As far as why overclocking works, my explanation is simple: overclocking eats into engineering margin. Microprocessors are used in a variety of applications in a variety of environments under a variety of stresses. Thus in order to ensure that a product will meet operational specifications across a broad spectrum of operating conditions, there is margin in the product. A given CPU might be spec'd to run at a minimum voltage than is 10% less than the specification, at a temperature of, say 80C. So the way that overclocking works is that you decrease the operational envelope that this CPU will see by : for example. spending more for a good power supply, using some expensive heatsink/fan, increasing the cooling in the case. If the user can ensure that a CPU never experiences extreme conditions, then is reducing the operational envelope and can thus increase the frequency. The most common overclocking technique, however, is to increase the voltage. This eats into the longevity of the CPU, however, and there is an exponential decreasing in operating lifetime with each increase voltage. There is a sound reason why manufacturers aren't increasing the voltage on the CPU's that they sell - if they did they'd be able to sell higher performing parts... but statistically they would not last as long. The voltage that a CPU ships at has been carefully engineered to maximize performance within a given operating lifetime.

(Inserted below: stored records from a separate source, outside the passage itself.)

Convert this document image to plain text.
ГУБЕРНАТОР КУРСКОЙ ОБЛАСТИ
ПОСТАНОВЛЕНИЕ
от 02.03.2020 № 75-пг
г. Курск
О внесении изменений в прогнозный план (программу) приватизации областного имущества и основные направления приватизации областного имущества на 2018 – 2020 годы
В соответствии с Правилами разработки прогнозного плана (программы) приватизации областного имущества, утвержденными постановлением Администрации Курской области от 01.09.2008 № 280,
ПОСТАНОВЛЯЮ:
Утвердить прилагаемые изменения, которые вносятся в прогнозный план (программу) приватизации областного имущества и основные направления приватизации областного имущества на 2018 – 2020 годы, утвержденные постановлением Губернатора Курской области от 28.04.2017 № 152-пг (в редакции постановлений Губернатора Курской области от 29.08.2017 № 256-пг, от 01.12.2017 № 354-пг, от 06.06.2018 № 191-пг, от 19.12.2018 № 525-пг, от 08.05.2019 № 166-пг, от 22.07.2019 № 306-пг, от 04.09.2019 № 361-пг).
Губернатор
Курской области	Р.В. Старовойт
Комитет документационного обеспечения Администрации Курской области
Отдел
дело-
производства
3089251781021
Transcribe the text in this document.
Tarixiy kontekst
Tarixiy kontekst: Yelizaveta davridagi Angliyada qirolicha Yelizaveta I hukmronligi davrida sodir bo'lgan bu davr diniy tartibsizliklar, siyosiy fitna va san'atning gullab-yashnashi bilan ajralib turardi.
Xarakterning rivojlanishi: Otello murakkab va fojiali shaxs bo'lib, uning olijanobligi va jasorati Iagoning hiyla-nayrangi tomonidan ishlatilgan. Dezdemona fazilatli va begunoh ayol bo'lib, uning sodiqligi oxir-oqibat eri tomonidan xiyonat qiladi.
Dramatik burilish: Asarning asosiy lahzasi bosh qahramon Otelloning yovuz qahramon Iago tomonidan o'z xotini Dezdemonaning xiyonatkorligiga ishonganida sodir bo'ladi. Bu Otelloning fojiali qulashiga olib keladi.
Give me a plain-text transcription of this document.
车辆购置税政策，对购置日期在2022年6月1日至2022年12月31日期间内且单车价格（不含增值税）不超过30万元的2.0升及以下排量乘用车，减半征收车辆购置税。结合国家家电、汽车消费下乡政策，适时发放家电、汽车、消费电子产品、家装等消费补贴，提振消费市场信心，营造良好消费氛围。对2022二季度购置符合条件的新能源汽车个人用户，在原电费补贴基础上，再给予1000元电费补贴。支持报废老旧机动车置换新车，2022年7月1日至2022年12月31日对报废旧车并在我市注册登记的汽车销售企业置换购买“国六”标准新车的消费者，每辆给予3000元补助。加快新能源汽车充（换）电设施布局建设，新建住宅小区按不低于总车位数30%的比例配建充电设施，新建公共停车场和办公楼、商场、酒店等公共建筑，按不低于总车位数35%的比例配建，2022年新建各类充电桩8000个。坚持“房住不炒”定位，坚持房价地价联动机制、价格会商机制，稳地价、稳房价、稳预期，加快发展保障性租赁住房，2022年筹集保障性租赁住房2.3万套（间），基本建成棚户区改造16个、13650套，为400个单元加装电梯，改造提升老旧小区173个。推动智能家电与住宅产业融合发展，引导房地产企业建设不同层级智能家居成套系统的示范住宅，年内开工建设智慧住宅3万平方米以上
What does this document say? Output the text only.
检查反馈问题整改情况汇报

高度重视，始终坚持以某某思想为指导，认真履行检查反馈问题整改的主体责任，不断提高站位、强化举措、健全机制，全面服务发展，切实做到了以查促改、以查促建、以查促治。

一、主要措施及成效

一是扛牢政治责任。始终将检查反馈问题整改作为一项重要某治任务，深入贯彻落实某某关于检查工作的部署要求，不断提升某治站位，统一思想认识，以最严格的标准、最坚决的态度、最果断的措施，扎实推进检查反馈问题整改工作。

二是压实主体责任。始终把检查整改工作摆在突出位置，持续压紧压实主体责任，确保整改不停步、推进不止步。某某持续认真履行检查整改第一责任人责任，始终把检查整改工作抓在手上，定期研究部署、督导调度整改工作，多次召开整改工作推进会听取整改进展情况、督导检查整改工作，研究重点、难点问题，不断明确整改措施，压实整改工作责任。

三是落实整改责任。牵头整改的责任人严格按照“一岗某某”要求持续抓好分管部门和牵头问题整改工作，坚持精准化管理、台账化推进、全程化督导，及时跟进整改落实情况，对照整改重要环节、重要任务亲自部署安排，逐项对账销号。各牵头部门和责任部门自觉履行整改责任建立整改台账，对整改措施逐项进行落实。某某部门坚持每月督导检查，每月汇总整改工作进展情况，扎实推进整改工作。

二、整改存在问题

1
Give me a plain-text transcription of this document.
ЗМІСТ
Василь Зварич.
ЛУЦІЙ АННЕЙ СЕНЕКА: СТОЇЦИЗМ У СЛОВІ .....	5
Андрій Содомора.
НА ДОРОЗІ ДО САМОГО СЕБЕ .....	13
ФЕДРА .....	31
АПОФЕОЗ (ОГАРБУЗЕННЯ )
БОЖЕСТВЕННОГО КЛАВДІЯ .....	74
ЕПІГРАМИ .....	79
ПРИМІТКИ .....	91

My reply to the question on hypothetical downbining is how much success someone would have overclocking a CPU using a lousy power supply, at stock voltage, using typical RAM, on a poorly designed motherboard, in a case that doesn't not have very good ventilation, on a hot summers day running the code that maximally stresses the CPU? Most people would agree that any potential overclocking gains would be pretty small. Which leads back to my point about eating into engineering margin.
Also, how good of a test is an overnite torture testing program like prime95, relative to the factory tester?
Prime95 is not actually a bad test because it maintains a high level of CPU activity thus increasing the processor temperature. The testers, however, are capable of stressing the CPU much more and the tests are optimized to try and run the code that stresses specific circuitry that was known during the design phase to be the chip limiter on frequency. Still, Prime95 and some of the video games out there (like the fly-by in Unreal Tournament, and 3DMark) are pretty good tests.